Nanotechnology has played an increasing pivotal role in tissue engineering of bone regenerative approaches. There has been a great deal of research focused on the fabrication of materials with properties that support the cellular processes involved in bone regeneration and repair and provide a scaffold for optimal three-dimensional tissue formation. This chapter highlights some of the recent advances in the development of nanoceramics that fulfill many of the desired qualities for a bone scaffold and have great clinical potential in bone regenerative procedures in dentistry. The materials discussed include: nanophase hydroxyapatite, nanohydroxyapatite composites, hydrogels and nanohydroxyapatite, chitosan, nano-bioactive glass composites, and nanocalcium sulfate.

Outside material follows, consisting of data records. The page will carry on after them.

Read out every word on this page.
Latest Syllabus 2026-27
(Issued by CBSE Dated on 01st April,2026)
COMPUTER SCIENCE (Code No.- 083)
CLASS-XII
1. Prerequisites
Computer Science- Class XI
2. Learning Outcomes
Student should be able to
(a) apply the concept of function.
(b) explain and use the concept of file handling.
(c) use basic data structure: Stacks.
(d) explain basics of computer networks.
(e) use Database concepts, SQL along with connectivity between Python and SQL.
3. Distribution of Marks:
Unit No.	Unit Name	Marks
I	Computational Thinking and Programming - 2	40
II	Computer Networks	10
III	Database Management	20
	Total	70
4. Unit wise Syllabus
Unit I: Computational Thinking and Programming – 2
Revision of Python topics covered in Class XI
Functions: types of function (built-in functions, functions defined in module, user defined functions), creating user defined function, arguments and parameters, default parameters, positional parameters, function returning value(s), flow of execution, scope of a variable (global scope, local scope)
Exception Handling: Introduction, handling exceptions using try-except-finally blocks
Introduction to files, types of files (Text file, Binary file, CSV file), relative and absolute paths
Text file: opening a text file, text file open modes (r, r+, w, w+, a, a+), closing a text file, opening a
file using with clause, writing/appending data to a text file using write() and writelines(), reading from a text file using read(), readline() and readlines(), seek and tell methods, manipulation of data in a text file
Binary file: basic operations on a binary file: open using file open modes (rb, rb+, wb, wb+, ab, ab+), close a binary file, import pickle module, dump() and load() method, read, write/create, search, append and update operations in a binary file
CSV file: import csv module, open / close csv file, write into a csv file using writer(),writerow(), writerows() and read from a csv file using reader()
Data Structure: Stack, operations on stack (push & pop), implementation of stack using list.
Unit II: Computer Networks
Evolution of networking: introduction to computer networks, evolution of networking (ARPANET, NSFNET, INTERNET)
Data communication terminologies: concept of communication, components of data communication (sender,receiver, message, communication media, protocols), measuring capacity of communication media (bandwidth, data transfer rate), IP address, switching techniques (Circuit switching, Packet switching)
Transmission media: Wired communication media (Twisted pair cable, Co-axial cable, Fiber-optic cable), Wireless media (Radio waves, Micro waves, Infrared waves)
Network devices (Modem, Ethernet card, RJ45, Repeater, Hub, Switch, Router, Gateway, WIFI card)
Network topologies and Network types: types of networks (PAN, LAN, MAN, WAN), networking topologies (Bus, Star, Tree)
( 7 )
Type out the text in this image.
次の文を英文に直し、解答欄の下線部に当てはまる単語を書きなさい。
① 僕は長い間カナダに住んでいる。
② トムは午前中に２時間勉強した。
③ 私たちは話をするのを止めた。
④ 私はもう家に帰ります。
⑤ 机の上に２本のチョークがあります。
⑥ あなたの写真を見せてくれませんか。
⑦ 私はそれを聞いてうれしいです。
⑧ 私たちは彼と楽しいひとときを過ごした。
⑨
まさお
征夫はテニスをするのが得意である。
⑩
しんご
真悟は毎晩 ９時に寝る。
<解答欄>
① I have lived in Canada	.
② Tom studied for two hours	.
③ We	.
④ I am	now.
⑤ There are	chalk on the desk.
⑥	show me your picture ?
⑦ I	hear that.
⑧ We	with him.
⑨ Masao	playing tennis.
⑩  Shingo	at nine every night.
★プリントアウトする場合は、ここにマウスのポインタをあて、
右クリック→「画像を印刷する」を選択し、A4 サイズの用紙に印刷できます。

The use of herbal medicine for the control of oral/dental diseases and daily care has been practiced since ancient times. Now the new breakthrough is the development of herbal medicine-incorporated nanoparticle formulations in dentistry, as the plant-mediated biogenic metal nanoparticles can overcome the drawbacks of herbal drugs. Green synthesis of metal nanoparticles like silver, copper, and gold nanoparticles facilitated by various medicinal plant extracts has been found to be successful in the treatment of many oral/dental diseases, in fact it is more effective than conventional materials. These are also used in daily dental care products, like toothpaste and mouthwash. Yet, the knowledge regarding the safety of nanomaterials is insufficient, which compels more research. Nanoparticles incorporated with a combination of various plant extracts would address many issues, including drug resistance.